Der Bundesrat will die Finma stärken – ob die vorgeschlagenen Massnahmen die CS-Krise verhindert hätten, ist aber zweifelhaft Im Schatten der Kontroverse über strengere Eigenkapitalregeln für die UBS hat der Bundesrat ein Bündel weiterer Reformen der Bankenregulierung in Aussicht gestellt. Die Regierung wirft dabei ein weites Netz aus.
Im Schatten der Kontroverse über strengere Eigenkapitalregeln für die UBS hat der Bundesrat ein Bündel weiterer Reformen der Bankenregulierung in Aussicht gestellt. Die Regierung wirft dabei ein weites Netz aus.

Der Bundesrat hat Anfang Juni Richtungsentscheide für die künftigen Regeln im Bankensektor gefällt. Im Fokus der öffentlichen Debatte standen vor allem die strengeren Eigenkapitalvorgaben für die UBS. Doch das Paket der Regierung umfasst noch über zwanzig weitere Massnahmen, welche in erster Linie auf die grossen («systemrelevanten») Banken zielen, aber zum Teil alle Banken umfassen. Neben der UBS zählen in der Schweiz auch Raiffeisen-Gruppe, Zürcher Kantonalbank und Postfinance zu den systemrelevanten Instituten.

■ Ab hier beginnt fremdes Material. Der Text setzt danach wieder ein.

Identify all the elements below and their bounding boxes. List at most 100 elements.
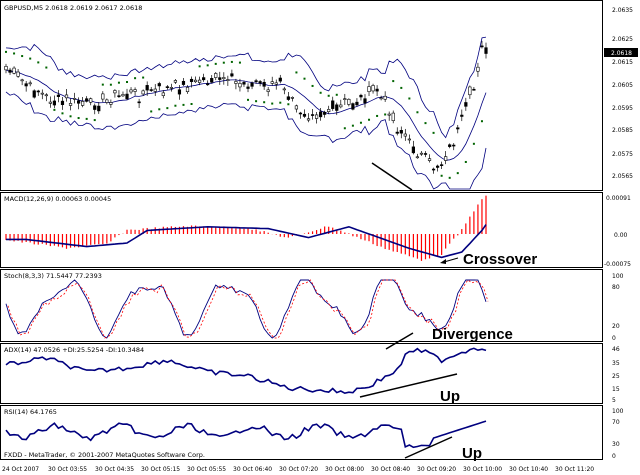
sar-dot: [158, 108, 161, 111]
candle-body: [206, 83, 210, 86]
sar-dot: [327, 94, 330, 97]
sar-dot: [5, 50, 7, 53]
sar-dot: [287, 103, 290, 106]
sar-dot: [230, 60, 233, 63]
sar-dot: [117, 81, 120, 84]
candle-body: [77, 100, 81, 104]
price-tick: 2.0615: [612, 59, 633, 66]
sar-dot: [126, 81, 129, 84]
macd-layer: [5, 195, 487, 261]
candle-body: [173, 80, 178, 83]
candle-body: [60, 100, 65, 106]
sar-dot: [255, 100, 258, 103]
candle-body: [28, 82, 32, 85]
candle-body: [359, 94, 363, 98]
current-price-label: 2.0618: [611, 50, 632, 57]
adx-panel[interactable]: [0, 343, 603, 404]
candle-body: [347, 98, 351, 105]
candle-body: [403, 133, 407, 137]
sar-dot: [464, 160, 467, 163]
adx-tick: 5: [612, 397, 616, 404]
candle-body: [335, 104, 339, 111]
candle-body: [185, 87, 190, 93]
candle-body: [20, 79, 24, 82]
x-tick-label: 30 Oct 10:40: [509, 466, 548, 473]
macd-panel[interactable]: [0, 192, 603, 268]
candle-body: [145, 85, 149, 91]
sar-dot: [214, 62, 217, 65]
candle-body: [16, 71, 20, 77]
sar-dot: [101, 83, 104, 86]
sar-dot: [206, 64, 209, 67]
candle-body: [464, 102, 468, 107]
x-axis: 24 Oct 2007 30 Oct 03:55 30 Oct 04:35 30…: [2, 466, 594, 473]
candle-body: [351, 103, 355, 110]
candle-body: [476, 66, 480, 72]
sar-dot: [335, 93, 338, 96]
sar-dot: [61, 112, 64, 115]
macd-tick: 0.00: [614, 232, 628, 239]
adx-up-label: Up: [440, 388, 460, 405]
candle-body: [234, 81, 238, 84]
sar-dot: [77, 117, 80, 120]
candle-body: [302, 113, 307, 117]
candle-body: [189, 78, 194, 82]
price-panel[interactable]: [0, 0, 603, 191]
candle-body: [157, 83, 161, 87]
candle-body: [169, 87, 173, 89]
candle-body: [105, 99, 109, 103]
sar-dot: [53, 108, 56, 111]
sar-dot: [150, 110, 153, 113]
crossover-arrow: [443, 257, 459, 263]
candle-body: [375, 88, 379, 92]
price-tick: 2.0585: [612, 127, 633, 134]
sar-dot: [271, 102, 274, 105]
price-header: GBPUSD,M5 2.0618 2.0619 2.0617 2.0618: [4, 4, 142, 12]
candle-body: [40, 92, 44, 95]
candle-body: [161, 92, 165, 96]
candle-body: [270, 81, 274, 84]
sar-dot: [222, 61, 225, 64]
rsi-tick: 0: [612, 453, 616, 460]
candle-body: [480, 45, 484, 48]
x-tick-label: 30 Oct 05:55: [187, 466, 226, 473]
rsi-layer: [5, 420, 487, 449]
candle-body: [435, 165, 440, 168]
stoch-layer: [5, 279, 489, 339]
sar-dot: [238, 61, 241, 64]
candle-body: [109, 102, 113, 105]
stoch-tick: 100: [612, 273, 624, 280]
candle-body: [36, 90, 40, 93]
stoch-panel[interactable]: [0, 269, 603, 342]
crossover-arrow-head: [440, 259, 446, 264]
sar-dot: [376, 114, 379, 117]
candle-body: [371, 85, 375, 92]
adx-tick: 15: [612, 386, 620, 393]
macd-signal-line: [6, 224, 487, 259]
sar-dot: [303, 77, 306, 80]
sar-dot: [480, 120, 483, 123]
candle-body: [290, 97, 294, 99]
candle-body: [68, 103, 73, 106]
sar-dot: [448, 176, 451, 179]
adx-header: ADX(14) 47.0526 +DI:25.5254 -DI:10.3484: [4, 346, 144, 354]
sar-dot: [263, 101, 266, 104]
sar-dot: [400, 86, 403, 89]
x-tick-label: 30 Oct 10:00: [463, 466, 502, 473]
sar-dot: [182, 103, 185, 106]
candle-body: [12, 67, 16, 74]
current-price-badge: [604, 48, 638, 57]
adx-uptrend-line: [359, 373, 458, 398]
candle-body: [391, 112, 395, 121]
candle-body: [181, 80, 186, 85]
sar-dot: [279, 101, 282, 104]
candle-body: [165, 86, 169, 88]
sar-dot: [69, 115, 72, 118]
sar-dot: [247, 98, 250, 101]
price-tick: 2.0605: [612, 82, 633, 89]
sar-dot: [432, 131, 435, 134]
sar-dot: [440, 174, 443, 177]
candle-body: [81, 101, 85, 106]
candle-body: [415, 156, 420, 159]
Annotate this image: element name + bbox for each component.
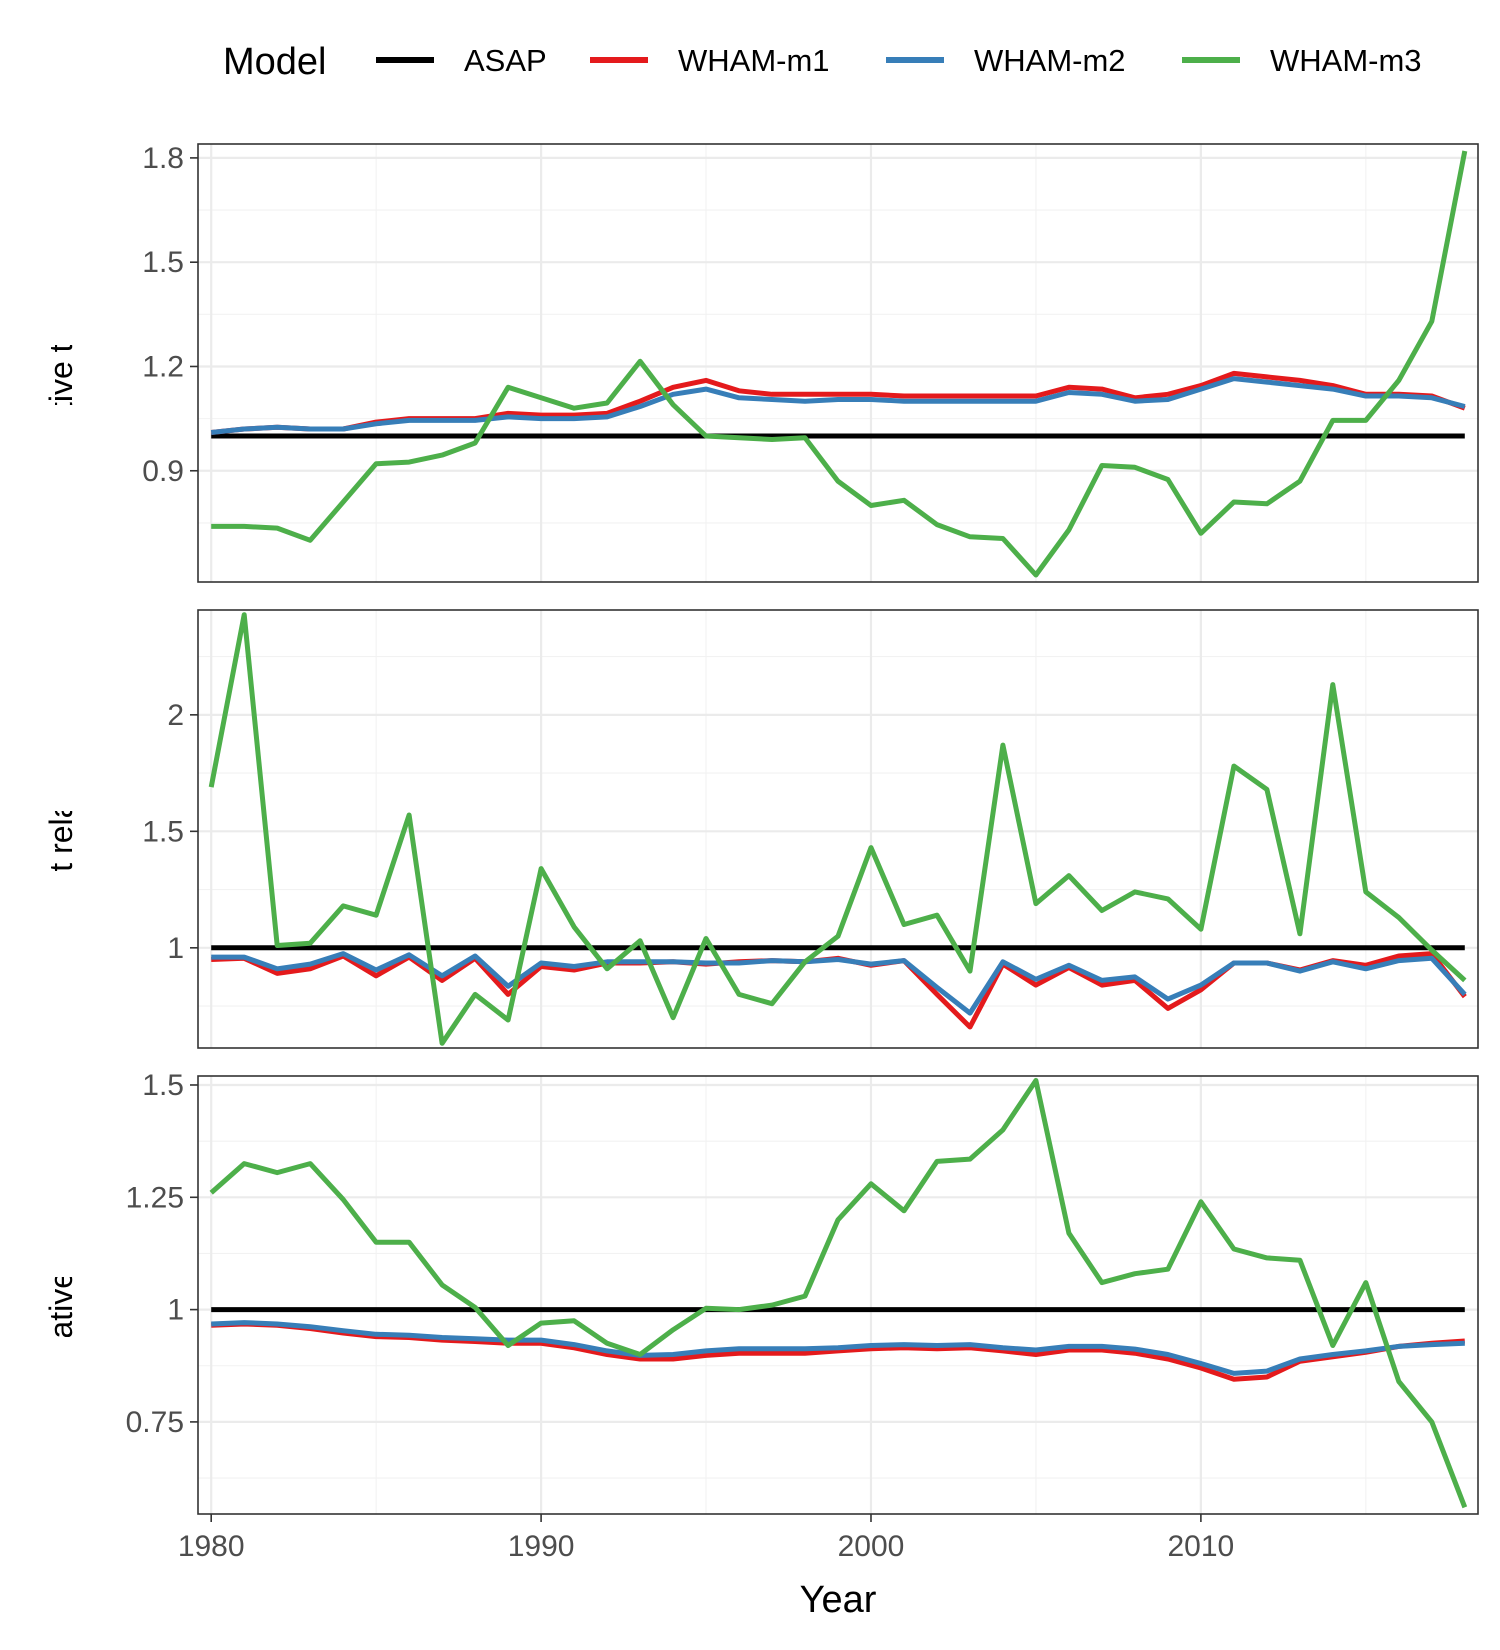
- series-line-wham-m3: [208, 612, 1467, 1046]
- legend-item-wham-m1: WHAM-m1: [590, 43, 830, 78]
- legend-item-asap: ASAP: [376, 43, 547, 78]
- legend-label: ASAP: [464, 43, 547, 78]
- y-tick-label: 1.5: [142, 1069, 184, 1102]
- series-line-wham-m3: [211, 150, 1468, 578]
- series-line-wham-m3: [209, 1078, 1468, 1509]
- y-tick-label: 1: [167, 1294, 184, 1327]
- y-axis-title: SSB relative to ASAP: [43, 1143, 79, 1447]
- panel-border: [197, 1075, 1479, 1515]
- y-tick-label: 0.75: [126, 1406, 184, 1439]
- panel-2: 1 1.5 2 Recruitment relative to ASAP: [43, 609, 1479, 1049]
- x-tick-label: 2000: [838, 1530, 905, 1563]
- panel-border: [197, 143, 1479, 583]
- legend: Model ASAP WHAM-m1 WHAM-m2 WHAM-m3: [223, 41, 1422, 83]
- y-tick-label: 1.8: [142, 142, 184, 175]
- panel-background: [198, 1076, 1478, 1514]
- y-tick-label: 1.25: [126, 1181, 184, 1214]
- panels: 0.9 1.2 1.5 1.8 F relative to ASAP 1 1.5 2 Recru…: [43, 142, 1479, 1563]
- y-axis-title: F relative to ASAP: [43, 233, 79, 493]
- panel-border: [197, 609, 1479, 1049]
- x-tick-label: 1980: [178, 1530, 245, 1563]
- y-tick-label: 1: [167, 932, 184, 965]
- legend-label: WHAM-m2: [974, 43, 1126, 78]
- series-line-wham-m2: [211, 1320, 1465, 1376]
- panel-background: [198, 610, 1478, 1048]
- series-line-wham-m2: [211, 951, 1467, 1016]
- y-tick-label: 1.2: [142, 350, 184, 383]
- y-tick-label: 1.5: [142, 815, 184, 848]
- legend-item-wham-m2: WHAM-m2: [886, 43, 1126, 78]
- x-tick-label: 1990: [508, 1530, 575, 1563]
- x-tick-label: 2010: [1168, 1530, 1235, 1563]
- legend-title: Model: [223, 41, 327, 83]
- y-axis-title: Recruitment relative to ASAP: [43, 623, 79, 1036]
- legend-item-wham-m3: WHAM-m3: [1182, 43, 1422, 78]
- y-tick-label: 0.9: [142, 455, 184, 488]
- panel-background: [198, 144, 1478, 582]
- panel-1: 0.9 1.2 1.5 1.8 F relative to ASAP: [43, 142, 1479, 583]
- x-axis-title: Year: [800, 1579, 877, 1621]
- y-tick-label: 2: [167, 699, 184, 732]
- legend-label: WHAM-m3: [1270, 43, 1422, 78]
- series-line-wham-m2: [210, 376, 1466, 435]
- y-tick-label: 1.5: [142, 246, 184, 279]
- legend-label: WHAM-m1: [678, 43, 830, 78]
- panel-3: 0.75 1 1.25 1.5 SSB relative to ASAP 1980 1990…: [43, 1069, 1479, 1563]
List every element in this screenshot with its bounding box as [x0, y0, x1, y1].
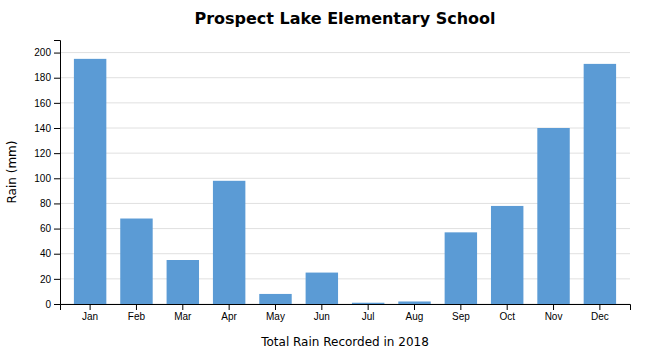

Gut ein halbes Dutzend seiner Vorschläge zählt der Bundesrat zu den «Kernmassnahmen». Neben der Verschärfung der Eigenmittelvorgaben für die UBS zählt die Regierung dazu vor allem strengere Vorgaben für die Krisenplanung einschliesslich Liquidität sowie gewisse Massnahmen zur Stärkung der Finanzmarktaufsicht (Finma).
Was heisst Verantwortung?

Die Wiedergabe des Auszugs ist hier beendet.